The results of in vivo mouse experiment are shown in Figure 3. The ADC map was employed for evaluating the stroke lesions (Figure 3A). Due to the decline of pH values, an obviously reduced CrCEST contrast was observed in the ischemic regions, as demonstrated in Figure 1C. Similar to simulation, all the methods improved the quality of CEST maps (Figures 3E-3H), among which SNLRSS performed best in distinguishing ischemic regions. From the Bland-Altman plots shown in Figures 3I-3L, SNLRSS yielded the smallest deviation compared to the other denoising methods.
SSIM and PSNR were used to objectively evaluate the performance of different denoising methods on simulated CEST images with different additional noise levels. From Figure 4, SNLRSS outperformed the other methods due to the utilization of more prior information.
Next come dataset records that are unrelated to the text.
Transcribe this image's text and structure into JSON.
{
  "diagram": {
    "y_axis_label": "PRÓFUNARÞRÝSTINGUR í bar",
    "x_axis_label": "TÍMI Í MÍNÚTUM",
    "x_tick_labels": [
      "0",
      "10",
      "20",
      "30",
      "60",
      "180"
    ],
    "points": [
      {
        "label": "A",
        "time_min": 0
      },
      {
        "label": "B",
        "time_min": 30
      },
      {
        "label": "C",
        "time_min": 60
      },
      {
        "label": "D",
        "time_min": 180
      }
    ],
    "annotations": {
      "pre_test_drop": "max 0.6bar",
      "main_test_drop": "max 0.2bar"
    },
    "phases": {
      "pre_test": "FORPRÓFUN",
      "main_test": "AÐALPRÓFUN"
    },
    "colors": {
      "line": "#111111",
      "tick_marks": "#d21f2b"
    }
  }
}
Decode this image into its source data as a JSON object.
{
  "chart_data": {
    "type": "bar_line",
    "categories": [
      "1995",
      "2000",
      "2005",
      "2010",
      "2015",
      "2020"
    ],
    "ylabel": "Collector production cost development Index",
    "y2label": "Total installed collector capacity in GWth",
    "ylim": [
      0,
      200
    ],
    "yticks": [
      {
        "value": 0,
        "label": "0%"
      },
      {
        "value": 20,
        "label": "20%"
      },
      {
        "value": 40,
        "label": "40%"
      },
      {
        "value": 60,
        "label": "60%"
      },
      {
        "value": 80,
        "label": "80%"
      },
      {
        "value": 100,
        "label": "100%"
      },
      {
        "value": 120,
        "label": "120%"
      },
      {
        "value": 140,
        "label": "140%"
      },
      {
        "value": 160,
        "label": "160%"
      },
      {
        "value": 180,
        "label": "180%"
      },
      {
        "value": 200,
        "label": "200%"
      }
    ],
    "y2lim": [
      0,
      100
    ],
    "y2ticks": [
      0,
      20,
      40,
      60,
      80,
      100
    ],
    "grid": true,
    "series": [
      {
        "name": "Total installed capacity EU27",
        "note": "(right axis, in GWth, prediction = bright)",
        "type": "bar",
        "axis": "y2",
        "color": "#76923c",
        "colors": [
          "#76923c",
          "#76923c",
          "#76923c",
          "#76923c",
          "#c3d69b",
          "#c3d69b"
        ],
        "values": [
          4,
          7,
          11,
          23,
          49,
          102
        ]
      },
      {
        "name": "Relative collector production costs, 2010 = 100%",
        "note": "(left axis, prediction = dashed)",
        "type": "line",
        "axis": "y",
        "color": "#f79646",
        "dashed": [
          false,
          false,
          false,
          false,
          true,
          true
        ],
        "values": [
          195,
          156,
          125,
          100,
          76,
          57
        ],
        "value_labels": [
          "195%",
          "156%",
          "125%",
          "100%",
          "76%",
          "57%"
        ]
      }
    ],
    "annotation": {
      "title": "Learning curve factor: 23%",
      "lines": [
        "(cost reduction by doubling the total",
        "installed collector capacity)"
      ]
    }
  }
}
Satisfactory result can be achieved by SNLRSS even under strong noise level (e.g. 9%).

Conclusion

In this study, a subspace denoising method with non-local low-rank constraint and spectral-smoothness regularization is proposed for CEST MRI. The performance of the proposed method was validated by the simulated and in vivo mouse experiments. By incorporating more prior information, the proposed method can achieve better performance in noise reduction compared to the other state-of-the-art methods, hence improving the sensitivity and accuracy of CEST MRI. The improved sensitivity without extending the total scan duration will facilitate the applications of CEST imaging in the mechanistic understanding on progressive developments of metabolic alterations in different diseases and in monitoring preclinical therapeutic trials.

Acknowledgements

This work is supported by Science and Technology Project of Fujian Province, grant number 2022J05013. The authors thank Dr. Yu Yang for valuable discussions.